Taking a look through antirez's redis sharding slides tonight, one of the bullet points really jumped out at me. From slide #11:
We are experiencing too much load. Let's add a new server.
There's this idea floating around that we can scale out our data services "just in time". Proponents of cloud computing frequently tout this as an advantage of such a platform. Got a load spike? No problem, just spin up a few new instances to handle the demand. It's a great sounding story, but sadly, things don't quite work that way.
First of all, we don't have any information about the "load". From the statement, we can assume that we're running low on some kind of resource. But, what kind of resource? Network resources, disk resources, CPU resources, memory resources? All of the above?
Moving data on to a new machine is a resource-intensive process. At the very least, if the data is stored entirely in memory, replicating data to a new machine and splitting a partition is going to require CPU and network resources (and probably some memory). If the data is stored on hard drives, bootstrapping a new node will consume network, disk, CPU and memory resources. So, the process of adding capacity is going to add load before it can relieve any.
If we're maxed out of one of the resources we need to add capacity, attempting to spin up a new node is only going to make the situation worse. If you're maxing out your disk array's IOPS capacity, for example, and bootstrapping a new node requires reading data from that disk array, you're in trouble. If you need memory to add a node, and you're out of memory, you're in trouble. Let me say it again: adding a node to a storage cluster is not free.

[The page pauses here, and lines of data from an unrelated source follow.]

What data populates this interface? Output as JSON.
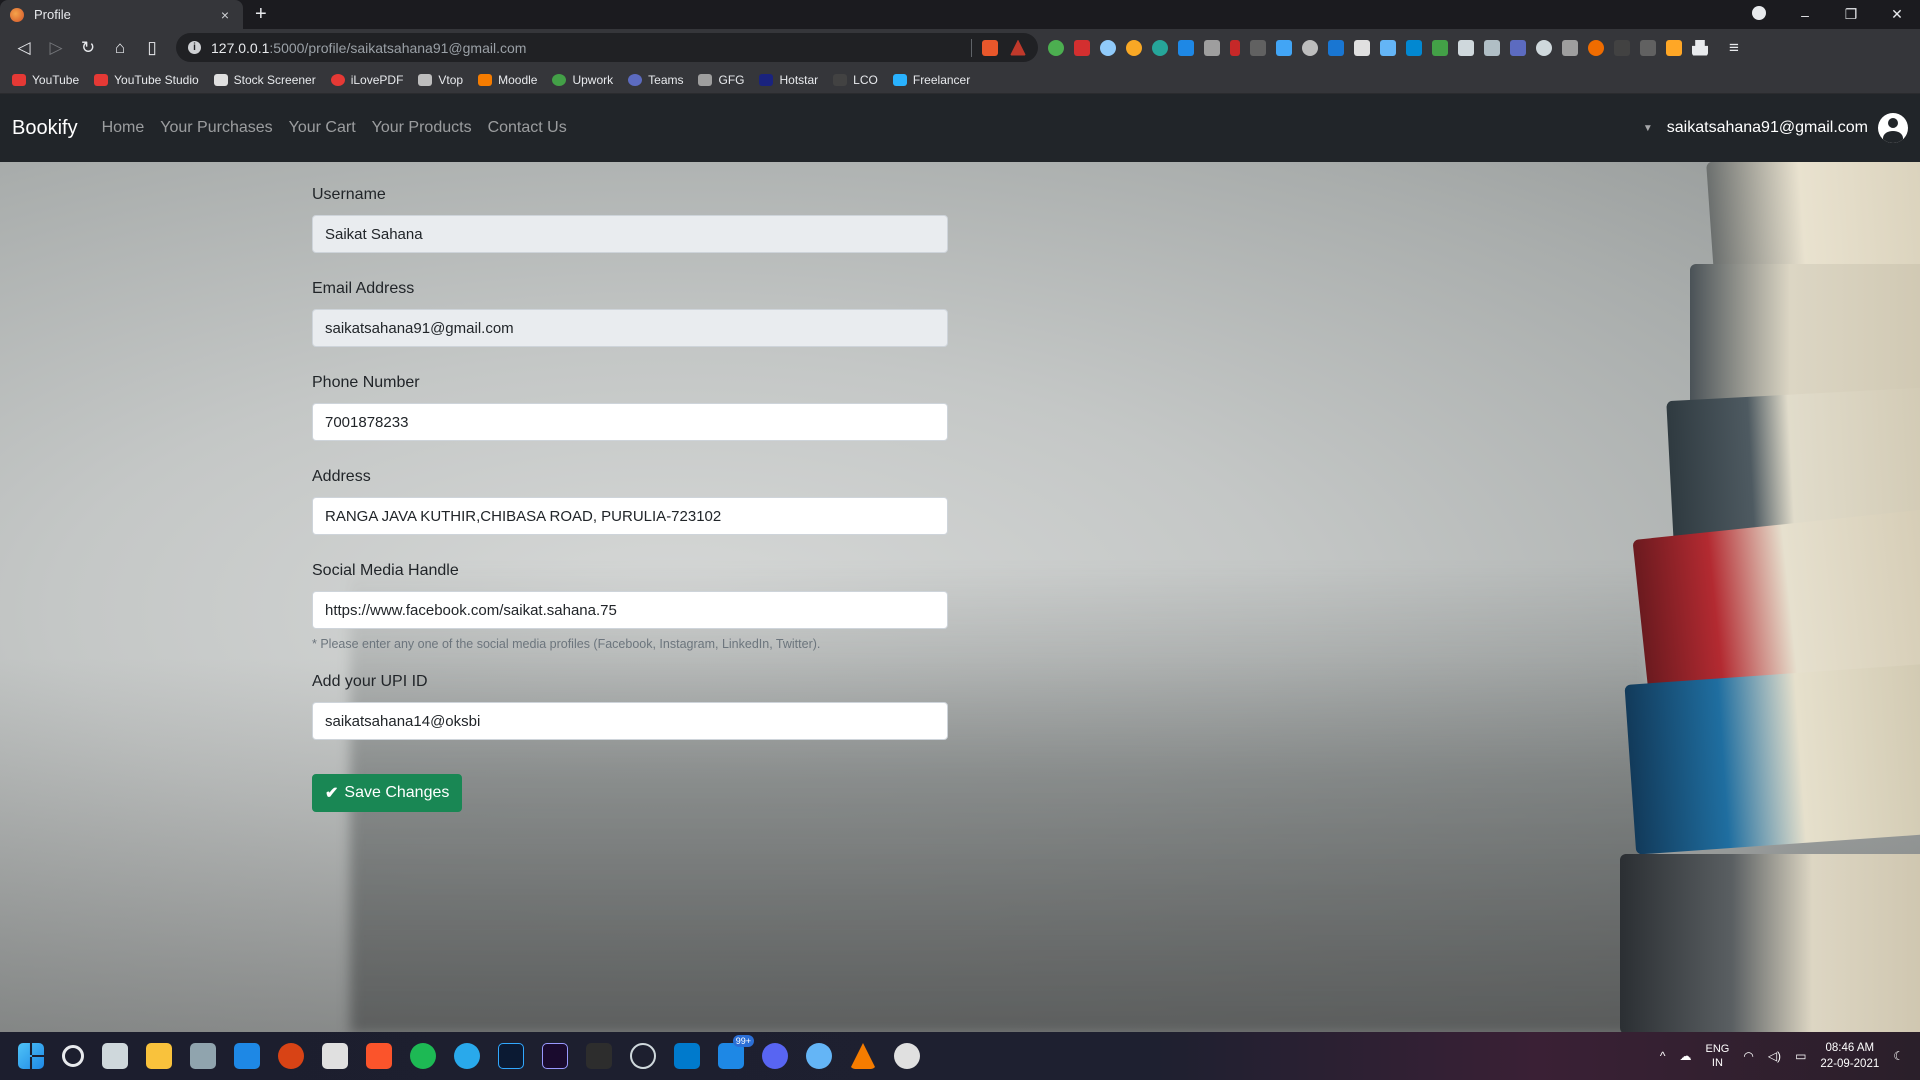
{
  "browser": {
    "tab_title": "Profile",
    "tab_close": "×",
    "new_tab": "+",
    "url_host": "127.0.0.1",
    "url_path": ":5000/profile/saikatsahana91@gmail.com",
    "bookmarks": [
      "YouTube",
      "YouTube Studio",
      "Stock Screener",
      "iLovePDF",
      "Vtop",
      "Moodle",
      "Upwork",
      "Teams",
      "GFG",
      "Hotstar",
      "LCO",
      "Freelancer"
    ],
    "window_controls": [
      "–",
      "❐",
      "✕"
    ]
  },
  "navbar": {
    "brand": "Bookify",
    "links": [
      "Home",
      "Your Purchases",
      "Your Cart",
      "Your Products",
      "Contact Us"
    ],
    "user_email": "saikatsahana91@gmail.com"
  },
  "form": {
    "username": {
      "label": "Username",
      "value": "Saikat Sahana"
    },
    "email": {
      "label": "Email Address",
      "value": "saikatsahana91@gmail.com"
    },
    "phone": {
      "label": "Phone Number",
      "value": "7001878233"
    },
    "address": {
      "label": "Address",
      "value": "RANGA JAVA KUTHIR,CHIBASA ROAD, PURULIA-723102"
    },
    "social": {
      "label": "Social Media Handle",
      "value": "https://www.facebook.com/saikat.sahana.75",
      "help": "* Please enter any one of the social media profiles (Facebook, Instagram, LinkedIn, Twitter)."
    },
    "upi": {
      "label": "Add your UPI ID",
      "value": "saikatsahana14@oksbi"
    },
    "save_label": "Save Changes"
  },
  "taskbar": {
    "badge": "99+",
    "lang_top": "ENG",
    "lang_bottom": "IN",
    "time": "08:46 AM",
    "date": "22-09-2021"
  },
  "colors": {
    "navbar_bg": "#212529",
    "save_button": "#198754",
    "readonly_field": "#e9ecef"
  }
}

If you have enough data and traffic to make a clustered database relevant, capacity has to be planned carefully. You have to use your system and application metrics to develop an understanding of your usage patterns. You may not always be able to predict when traffic spikes will occur, but in general, it's possible to know in advance roughly how large they might be.
You can focus on writing your app and let Mongo focus on scaling it. - Kristina Chodorow
If you take at face value the marketing materials of many NoSQL database vendors, you'd think that with a horizontally scalable data store, operations engineering simply isn't necessary. Recent high profile outages suggest otherwise.
How is this issue triggered? ... Systems are at or over capacity.
MongoDB, Redis-cluster (if and when it ships), Cassandra, Riak, Voldemort, and friends are tools that may be able to help you scale your data storage to varying degrees. Compared to sharding a relational database by hand, using a partitioned data store may even reduce operations costs at scale. But fundamentally, no software can use system resources that aren't there.